# plumbers help needed



## Woodchuck (Nov 1, 2012)

I have a bathroom shower with a lever operated anti scald valve...At hot or cold, it works fine, but at the perfect shower temp, the valve spool shuttles back and fourth and sounds like a machine gun...You can feel the pulsation in the shower head...

I changed out the spool, and it stopped for about half a shower.....

It is behind a thousand dollar slab of marble...

I am starting to think the standard hand held shower head might need to be changed to a pulsating model.......

I asked a friend who was an engineer at Kohler...He didn't have a clue....


----------



## Forest (Mar 29, 2014)

Not familiar with the anti scald stuff, but the pics I saw show it behind the wall, not on the head, is that your setup?

Could this possibly be a "water hammer" issue when the water is getting both lots of pressure from hot and cold inlets? A water hammer arrestor could help with that.

On the marble, I would surely hope the builder either caulked it in where it can be removed, or you've got drywall that can be cut on the other side if you have to get in there.

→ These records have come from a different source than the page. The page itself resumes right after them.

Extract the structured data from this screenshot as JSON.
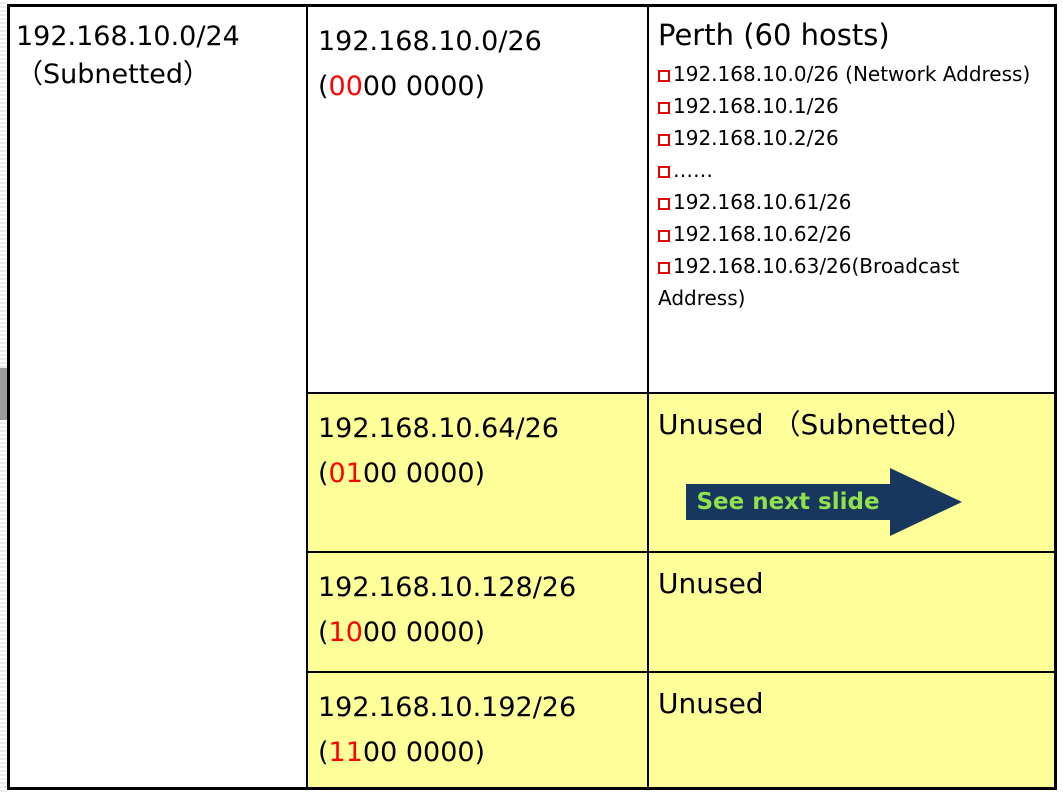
{
  "slide": {
    "parent": {
      "line1": "192.168.10.0/24",
      "line2": "（Subnetted）"
    },
    "rows": [
      {
        "subnet": "192.168.10.0/26",
        "binary": {
          "pre": "(",
          "red": "00",
          "post": "00 0000)"
        },
        "detail": {
          "title": "Perth (60 hosts)",
          "items": [
            "192.168.10.0/26 (Network Address)",
            "192.168.10.1/26",
            "192.168.10.2/26",
            "……",
            "192.168.10.61/26",
            "192.168.10.62/26",
            "192.168.10.63/26(Broadcast Address)"
          ]
        }
      },
      {
        "subnet": "192.168.10.64/26",
        "binary": {
          "pre": "(",
          "red": "01",
          "post": "00 0000)"
        },
        "detail": {
          "title": "Unused （Subnetted）",
          "arrow_label": "See next slide"
        }
      },
      {
        "subnet": "192.168.10.128/26",
        "binary": {
          "pre": "(",
          "red": "10",
          "post": "00 0000)"
        },
        "detail": {
          "title": "Unused"
        }
      },
      {
        "subnet": "192.168.10.192/26",
        "binary": {
          "pre": "(",
          "red": "11",
          "post": "00 0000)"
        },
        "detail": {
          "title": "Unused"
        }
      }
    ],
    "colors": {
      "highlight_red": "#ff0000",
      "bullet_red": "#e60000",
      "row_yellow": "#ffff99",
      "arrow_navy": "#17375e",
      "arrow_green": "#92e04e"
    }
  }
}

Lastly, can you just lose or break that "valve spool" so its no longer an issue, or would that upset your anti-scalding issues?


----------



## Woodchuck (Nov 1, 2012)

Forest said:


> Not familiar with the anti scald stuff, but the pics I saw show it behind the wall, not on the head, is that your setup?
> 
> Could this possibly be a "water hammer" issue when the water is getting both lots of pressure from hot and cold inlets? A water hammer arrestor could help with that.
> 
> ...


..

It is not a water hammer issue, I had that checked out. It is rapid back and fourth shuttling of the spool in the valve.....I have found the issue mentioned online, with several different brands of single lever anti-scald valves. I have considered putting a heavy spring on both sides of the spool, or even removing the spool altogether, I could care less about the anti scald feature...our hot water temp is too hot to stand under, but will not burn........First I am going to put on a massaging hand spray to see if it will absorb the impulses...


----------



## Forest (Mar 29, 2014)

Woodchuck said:


> ..
> 
> It is not a water hammer issue, I had that checked out. It is rapid back and fourth shuttling of the spool in the valve.....I have found the issue mentioned online, with several different brands of single lever anti-scald valves. I have considered putting a heavy spring on both sides of the spool, or even removing the spool altogether, I could care less about the anti scald feature...our hot water temp is too hot to stand under, but will not burn........First I am going to put on a massaging hand spray to see if it will absorb the impulses...


Is the anti-scald thing something required by a local code? This gadget sounds like something you could stand to lose.

I'm so glad I live in the sticks, and don't have to worry about that stuff. 

Sounds like a job for baling wire.


----------



## Woodchuck (Nov 1, 2012)

Forest said:


> Is the anti-scald thing something required by a local code? This gadget sounds like something you could stand to lose.
> 
> I'm so glad I live in the sticks, and don't have to worry about that stuff.
> 
> Sounds like a job for baling wire.


Go to Lowes and you will find most new single lever shower faucets are anti scald....In fact the 20 yo unit we took out was anti scald...


----------